Die KJM lädt alle Besucher der GCO 2009 zu einem Besuch an ihrem Messestand und der Teilnahme an einem Quiz zum Thema Jugendmedienschutz ein.
Das KJM-Team präsentiert sich gemeinsam mit wichtigen Jugendmedienschutz-Institutionen auf der GCO. Zu ihnen gehören:
- Bundesprüfstelle für jugendgefährdende Medien (BPjM)
- ComputerSpielSchule Leipzig
- Freiwillige Selbstkontrolle Multimedia-Diensteanbieter (FSM) e.V.
- Initiative „Ein Netz für Kinder“
- JFF – Institut für Medienpädagogik in Forschung und Praxis
- Pan European Game Information (PEGI)
- Sächsische Landesanstalt für privaten Rundfunk und neue Medien (SLM)
- Universität Leipzig – Zentrum für Medien und Kommunikation.

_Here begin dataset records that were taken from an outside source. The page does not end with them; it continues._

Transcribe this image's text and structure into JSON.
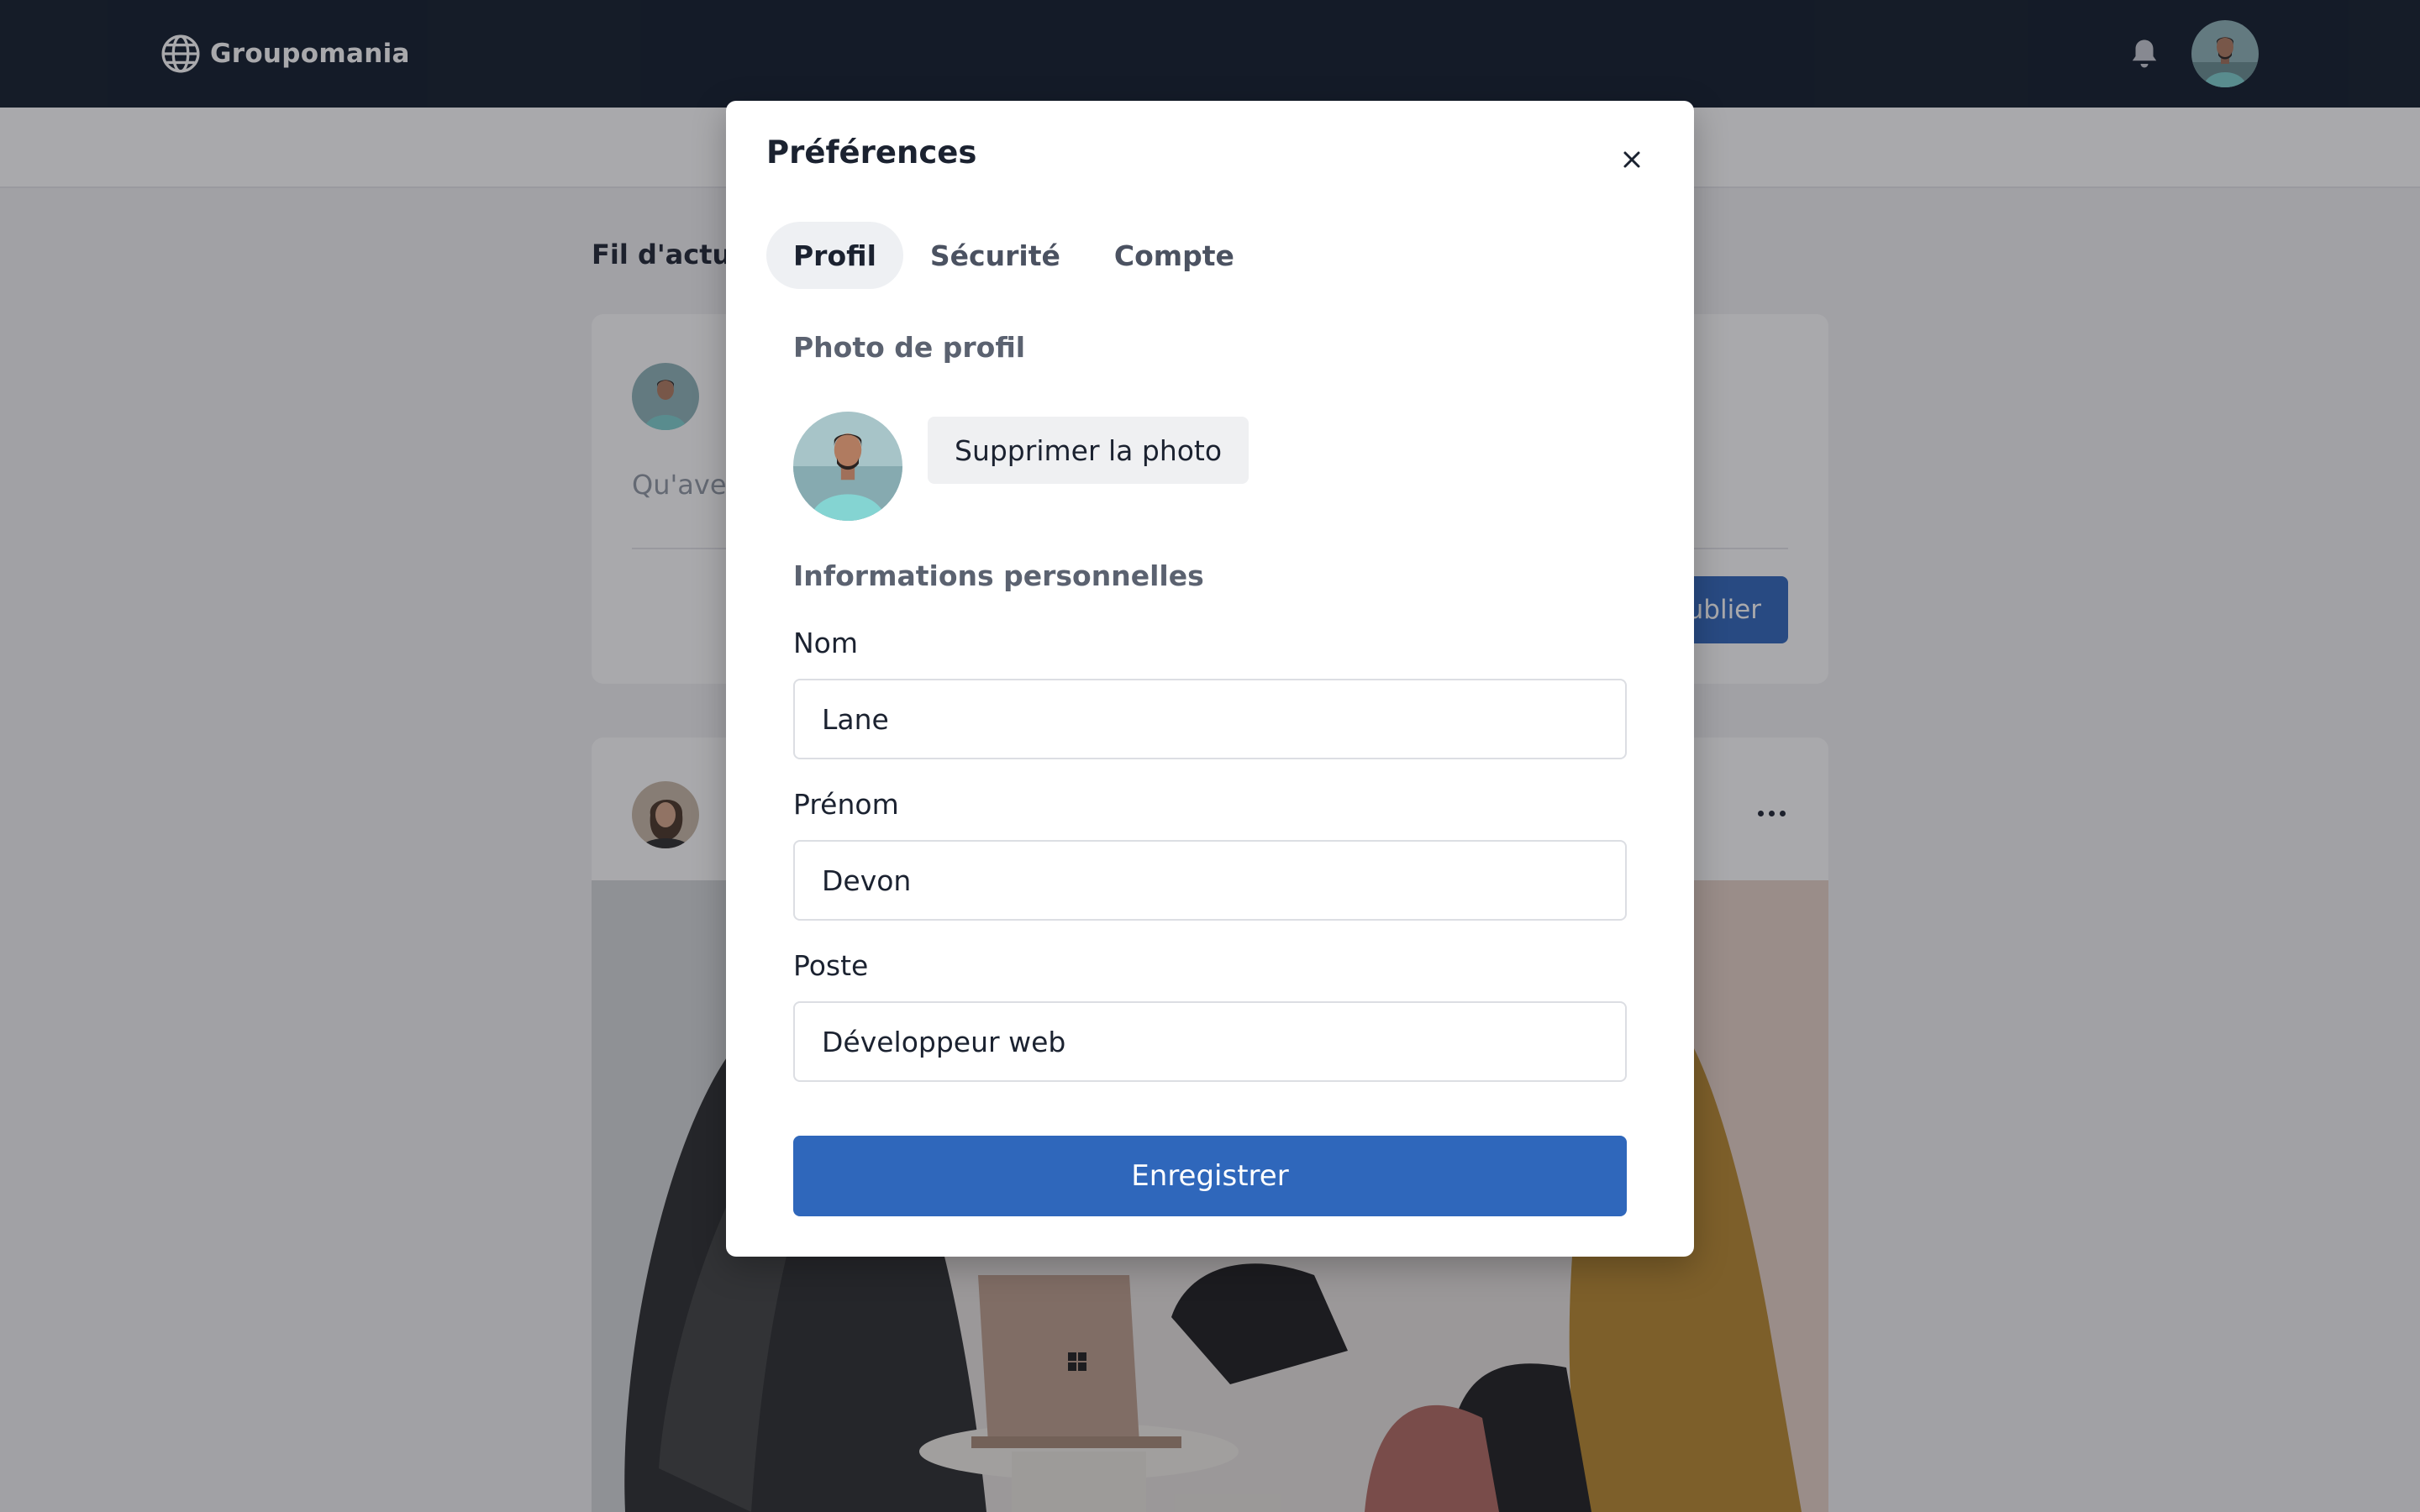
{
  "navbar": {
    "brand_name": "Groupomania",
    "brand_icon": "globe-icon",
    "notifications_icon": "bell-icon"
  },
  "feed": {
    "title": "Fil d'actua",
    "composer_placeholder": "Qu'ave",
    "publish_label": "ublier",
    "more_icon": "more-horizontal-icon"
  },
  "modal": {
    "title": "Préférences",
    "close_icon": "close-icon",
    "tabs": [
      {
        "label": "Profil",
        "active": true
      },
      {
        "label": "Sécurité",
        "active": false
      },
      {
        "label": "Compte",
        "active": false
      }
    ],
    "photo_section_label": "Photo de profil",
    "delete_photo_label": "Supprimer la photo",
    "personal_info_label": "Informations personnelles",
    "fields": {
      "last_name": {
        "label": "Nom",
        "value": "Lane"
      },
      "first_name": {
        "label": "Prénom",
        "value": "Devon"
      },
      "position": {
        "label": "Poste",
        "value": "Développeur web"
      }
    },
    "save_label": "Enregistrer"
  },
  "colors": {
    "navbar_bg": "#0f1a2b",
    "primary": "#2f67bb",
    "overlay": "rgba(30,30,36,0.38)"
  }
}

Die Kommission für Jugendmedienschutz (KJM) hat sich am 2. April 2003 konstituiert. Sie nimmt gemäß dem Jugendmedienschutz-Staatsvertrag (JMStV) die Aufsicht über Rundfunk und Telemedien (Internet) wahr. Mitglieder sind sechs Direktoren der Landesmedienanstalten, vier von den Ländern und zwei vom Bund benannte Sachverständige.
Mitglieder der KJM:
Vorsitz: Prof. Dr. Wolf-Dieter Ring; stv. Vorsitz: Manfred Helmes
Prof. Dr. Ben Bachmair, Jochen Fasco, Thomas Fuchs, Folker Hönge, Cornelia Holsten, Thomas Krüger, Prof. Kurt-Ulrich Mayer, Elke Monssen-Engberding, Sigmar Roll, Frauke Wiegmann
Stellvertretende Mitglieder:
Reinhold Albert, Dr. Gerd Bauer, Dr. Hans Hege, Martin Heine, Dr. Udo Helmbrecht, Dr. Uwe Hornauer, Sebastian Gutknecht, Bettina Keil, Petra Meier, Petra Müller, Prof. Dr. Horst Niesyto, Prof. Wolfgang Thaenert
Für Rückfragen wenden Sie sich bitte an die Leiterin der KJM-Stabsstelle, Verena Weigand, Tel. 089/63808-262 oder E-Mail stabsstelle@kjm-online.de.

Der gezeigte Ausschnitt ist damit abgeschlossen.